La nuit tombe à nouveau sur l’Ile aux Fleurs à deux heures de la fin. Nous sommes encore en RUN sur 15, puis 20 m, mais il est temps d’aller glaner les derniers multis sur les bandes basses. Pas facile de briser les pile-up européens sur 80 m, et qui plus est, barefoot. Contre toute attente, l’ampli daigne fonctionner à nouveau par intermittence, nous permettant d’ajouter quelques multiplicateurs au compteur.

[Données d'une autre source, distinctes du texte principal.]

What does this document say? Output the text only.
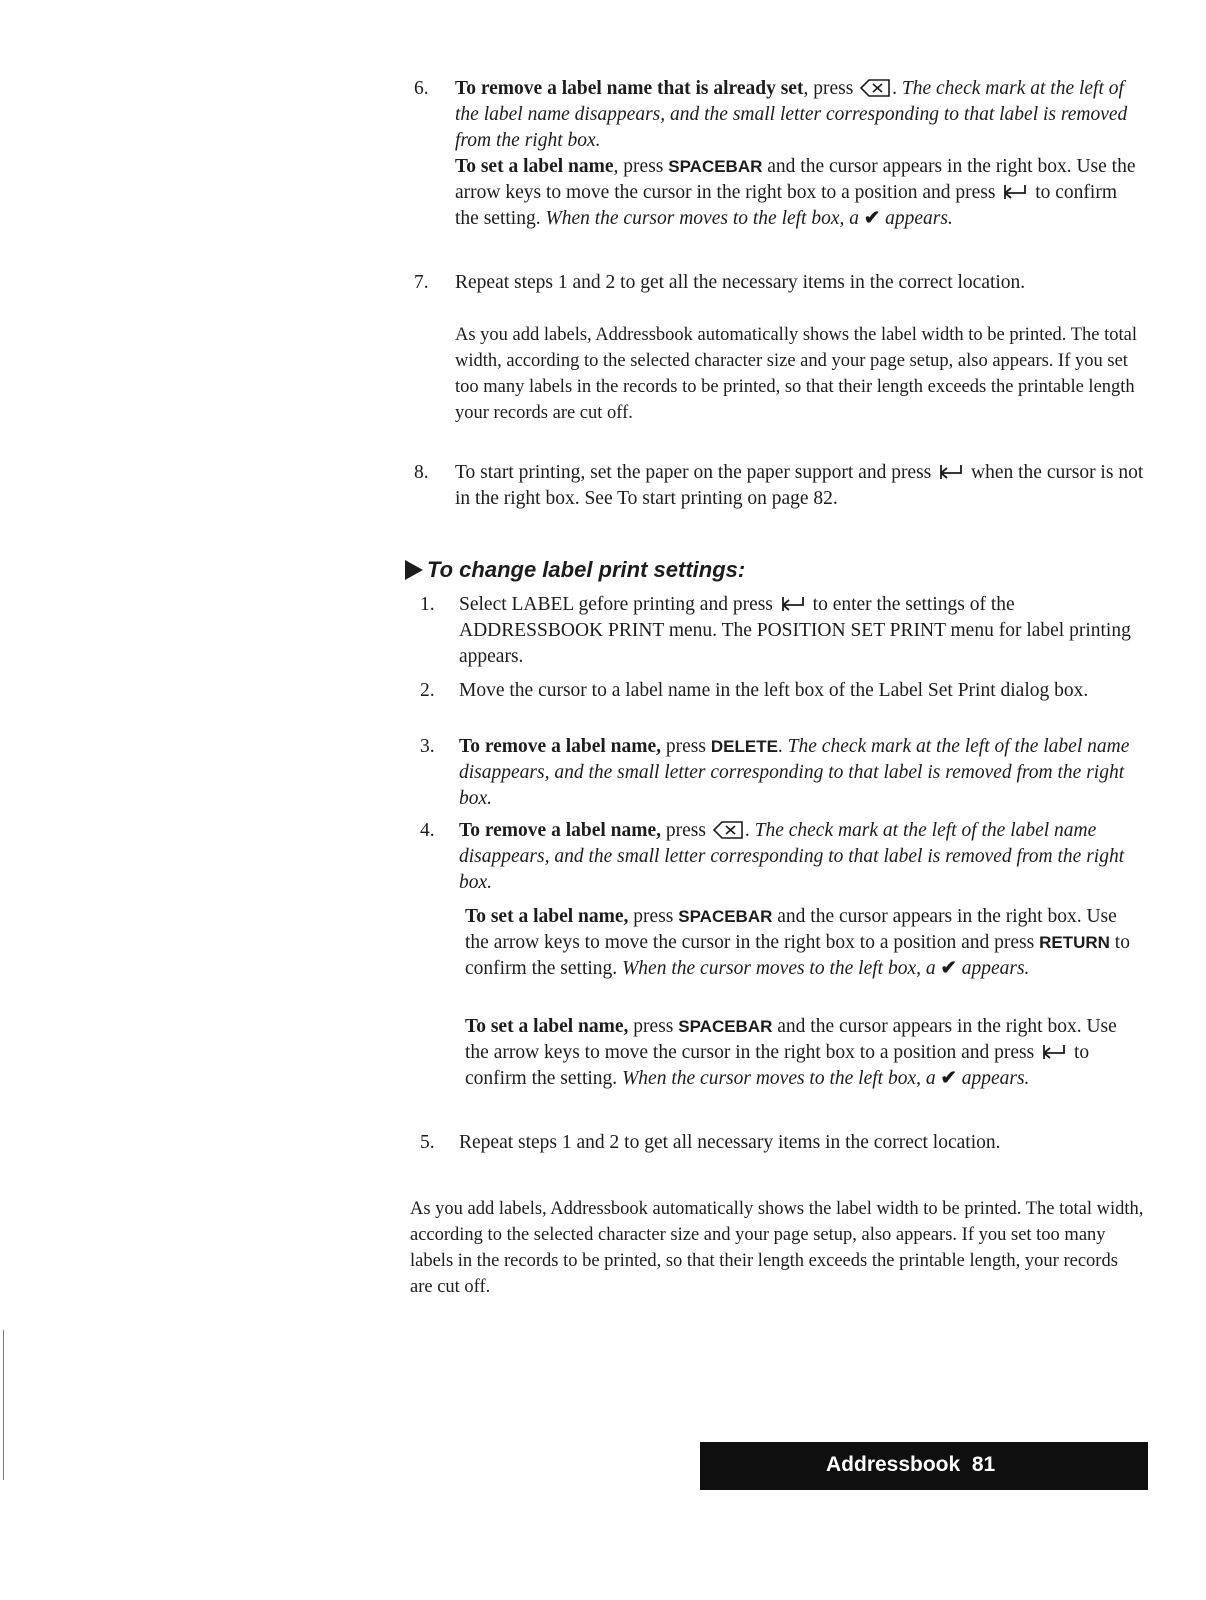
6. To remove a label name that is already set, press . The check mark at the left of the label name disappears, and the small letter corresponding to that label is removed from the right box.

To set a label name, press SPACEBAR and the cursor appears in the right box. Use the arrow keys to move the cursor in the right box to a position and press to confirm the setting. When the cursor moves to the left box, a ✔ appears.

7. Repeat steps 1 and 2 to get all the necessary items in the correct location.

As you add labels, Addressbook automatically shows the label width to be printed. The total width, according to the selected character size and your page setup, also appears. If you set too many labels in the records to be printed, so that their length exceeds the printable length your records are cut off.

8. To start printing, set the paper on the paper support and press when the cursor is not in the right box. See To start printing on page 82.

To change label print settings:
1. Select LABEL gefore printing and press to enter the settings of the ADDRESSBOOK PRINT menu. The POSITION SET PRINT menu for label printing appears.

2. Move the cursor to a label name in the left box of the Label Set Print dialog box.

3. To remove a label name, press DELETE. The check mark at the left of the label name disappears, and the small letter corresponding to that label is removed from the right box.

4. To remove a label name, press . The check mark at the left of the label name disappears, and the small letter corresponding to that label is removed from the right box.

To set a label name, press SPACEBAR and the cursor appears in the right box. Use the arrow keys to move the cursor in the right box to a position and press RETURN to confirm the setting. When the cursor moves to the left box, a ✔ appears.

To set a label name, press SPACEBAR and the cursor appears in the right box. Use the arrow keys to move the cursor in the right box to a position and press to confirm the setting. When the cursor moves to the left box, a ✔ appears.

5. Repeat steps 1 and 2 to get all necessary items in the correct location.

As you add labels, Addressbook automatically shows the label width to be printed. The total width, according to the selected character size and your page setup, also appears. If you set too many labels in the records to be printed, so that their length exceeds the printable length, your records are cut off.

Addressbook 81
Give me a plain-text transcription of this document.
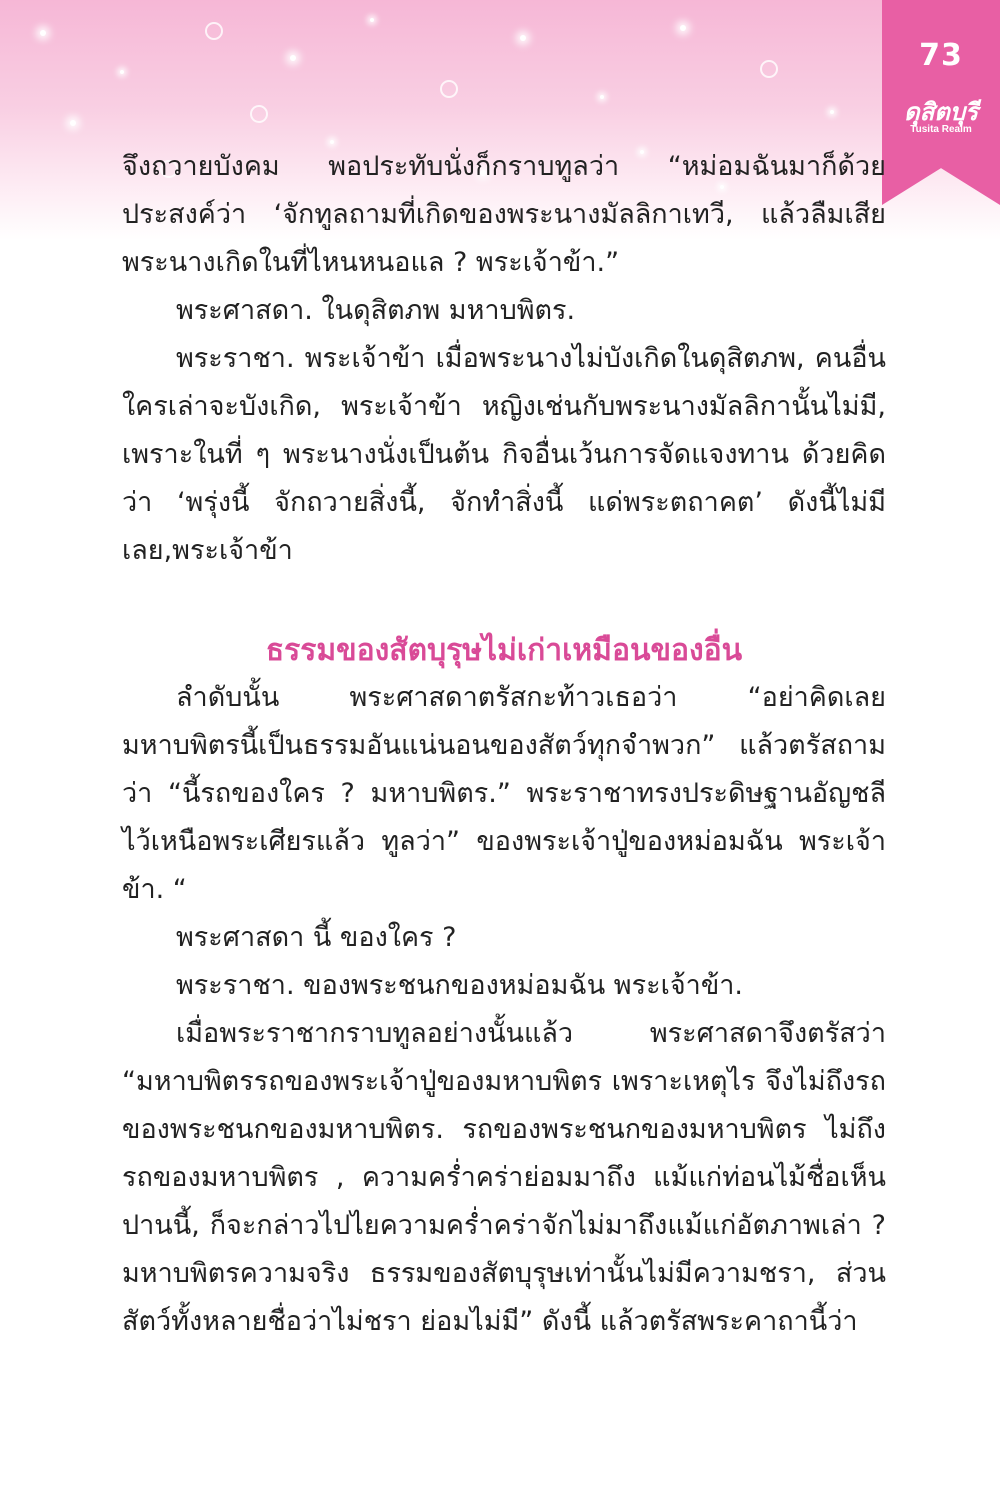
73
ดุสิตบุรี
Tusita Realm

จึงถวายบังคม พอประทับนั่งก็กราบทูลว่า “หม่อมฉันมาก็ด้วยประสงค์ว่า ‘จักทูลถามที่เกิดของพระนางมัลลิกาเทวี, แล้วลืมเสีย พระนางเกิดในที่ไหนหนอแล ? พระเจ้าข้า.”

พระศาสดา. ในดุสิตภพ มหาบพิตร.

พระราชา. พระเจ้าข้า เมื่อพระนางไม่บังเกิดในดุสิตภพ, คนอื่นใครเล่าจะบังเกิด, พระเจ้าข้า หญิงเช่นกับพระนางมัลลิกานั้นไม่มี, เพราะในที่ ๆ พระนางนั่งเป็นต้น กิจอื่นเว้นการจัดแจงทาน ด้วยคิดว่า ‘พรุ่งนี้ จักถวายสิ่งนี้, จักทำสิ่งนี้ แด่พระตถาคต’ ดังนี้ไม่มีเลย,พระเจ้าข้า

ธรรมของสัตบุรุษไม่เก่าเหมือนของอื่น

ลำดับนั้น พระศาสดาตรัสกะท้าวเธอว่า “อย่าคิดเลย มหาบพิตรนี้เป็นธรรมอันแน่นอนของสัตว์ทุกจำพวก” แล้วตรัสถามว่า “นี้รถของใคร ? มหาบพิตร.” พระราชาทรงประดิษฐานอัญชลีไว้เหนือพระเศียรแล้ว ทูลว่า” ของพระเจ้าปู่ของหม่อมฉัน พระเจ้าข้า. “

พระศาสดา นี้ ของใคร ?

พระราชา. ของพระชนกของหม่อมฉัน พระเจ้าข้า.

เมื่อพระราชากราบทูลอย่างนั้นแล้ว พระศาสดาจึงตรัสว่า “มหาบพิตรรถของพระเจ้าปู่ของมหาบพิตร เพราะเหตุไร จึงไม่ถึงรถของพระชนกของมหาบพิตร. รถของพระชนกของมหาบพิตร ไม่ถึงรถของมหาบพิตร , ความคร่ำคร่าย่อมมาถึง แม้แก่ท่อนไม้ชื่อเห็นปานนี้, ก็จะกล่าวไปไยความคร่ำคร่าจักไม่มาถึงแม้แก่อัตภาพเล่า ? มหาบพิตรความจริง ธรรมของสัตบุรุษเท่านั้นไม่มีความชรา, ส่วนสัตว์ทั้งหลายชื่อว่าไม่ชรา ย่อมไม่มี” ดังนี้ แล้วตรัสพระคาถานี้ว่า
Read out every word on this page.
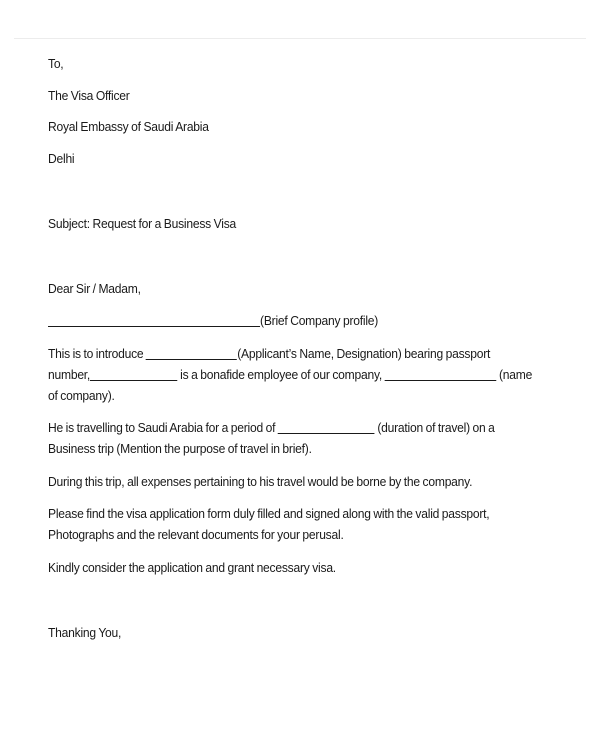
To,
The Visa Officer
Royal Embassy of Saudi Arabia
Delhi
Subject: Request for a Business Visa
Dear Sir / Madam,
(Brief Company profile)
This is to introduce	(Applicant’s Name, Designation) bearing passport
number,	is a bonafide employee of our company,	(name
of company).
He is travelling to Saudi Arabia for a period of	(duration of travel) on a
Business trip (Mention the purpose of travel in brief).
During this trip, all expenses pertaining to his travel would be borne by the company.
Please find the visa application form duly filled and signed along with the valid passport,
Photographs and the relevant documents for your perusal.
Kindly consider the application and grant necessary visa.
Thanking You,
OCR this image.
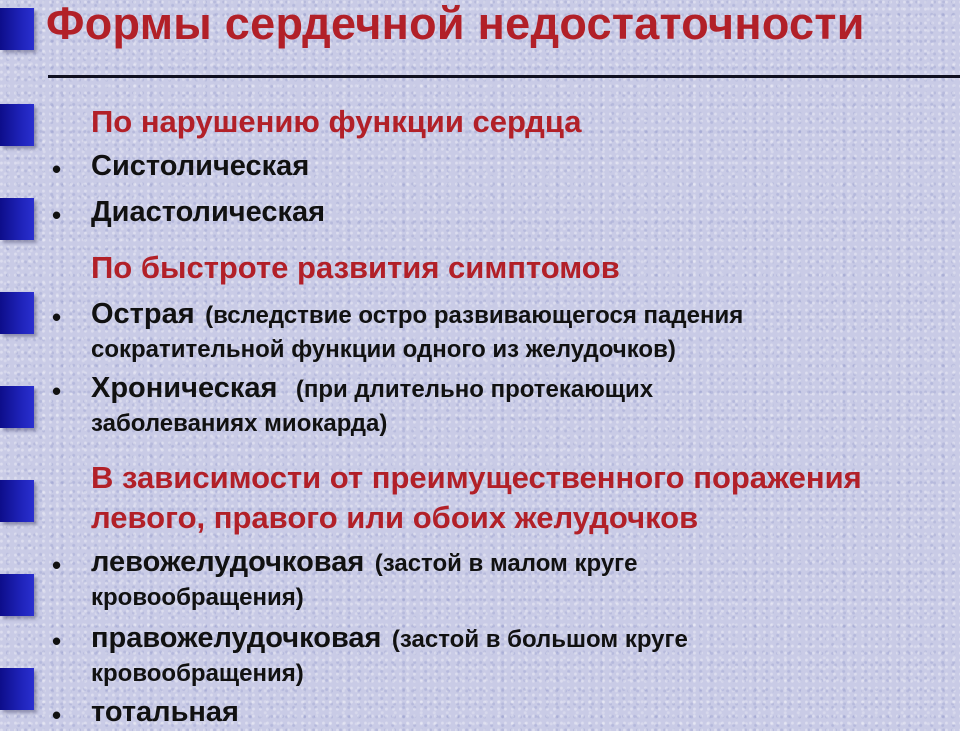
Формы сердечной недостаточности
По нарушению функции сердца
• Систолическая
• Диастолическая
По быстроте развития симптомов
• Острая (вследствие остро развивающегося падения
сократительной функции одного из желудочков)
• Хроническая (при длительно протекающих
заболеваниях миокарда)
В зависимости от преимущественного поражения
левого, правого или обоих желудочков
• левожелудочковая (застой в малом круге
кровообращения)
• правожелудочковая (застой в большом круге
кровообращения)
• тотальная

Bilan : près de 5700 QSO, une faible moyenne en point de 2.29, due à 70 % de contacts avec le continent Nord Américain depuis la zone 08 (1 QSO = 2 pts), et seulement 21 % avec l’Europe (1 QSO = 3 pts). Une beam 40 m, ainsi qu’une autre directive 20-15-10 m pour chasser les multis, ont fait cruellement défaut en nous pénalisant en terme de pays et de zones. Enfin, un troisième opérateur autre que Murphy, afin d’avoir toujours au minimum deux opérateurs présents, n’aurait pas été de trop.
Merci à Philippe, FM5LD, pour ses interventions sur les pylônes juste avant le contest.
Merci à Guy, FM5AN, sans lequel le contest n’aurait pas pu continuer ou simplement avoir lieu. Le prêt d’un dipôle rotatif 7 MHz quelques semaines auparavant, d’un IC-7400 et d’un ampli linéaire la veille du concours, nous ont permis d’activer la station de Michel, FM5CD, pour qui ce contest catégorie Multi/Single Op. constituait une première depuis ce QTH.
Merci à Michel pour l’hospitalité dont il a bien voulu faire preuve durant deux semaines.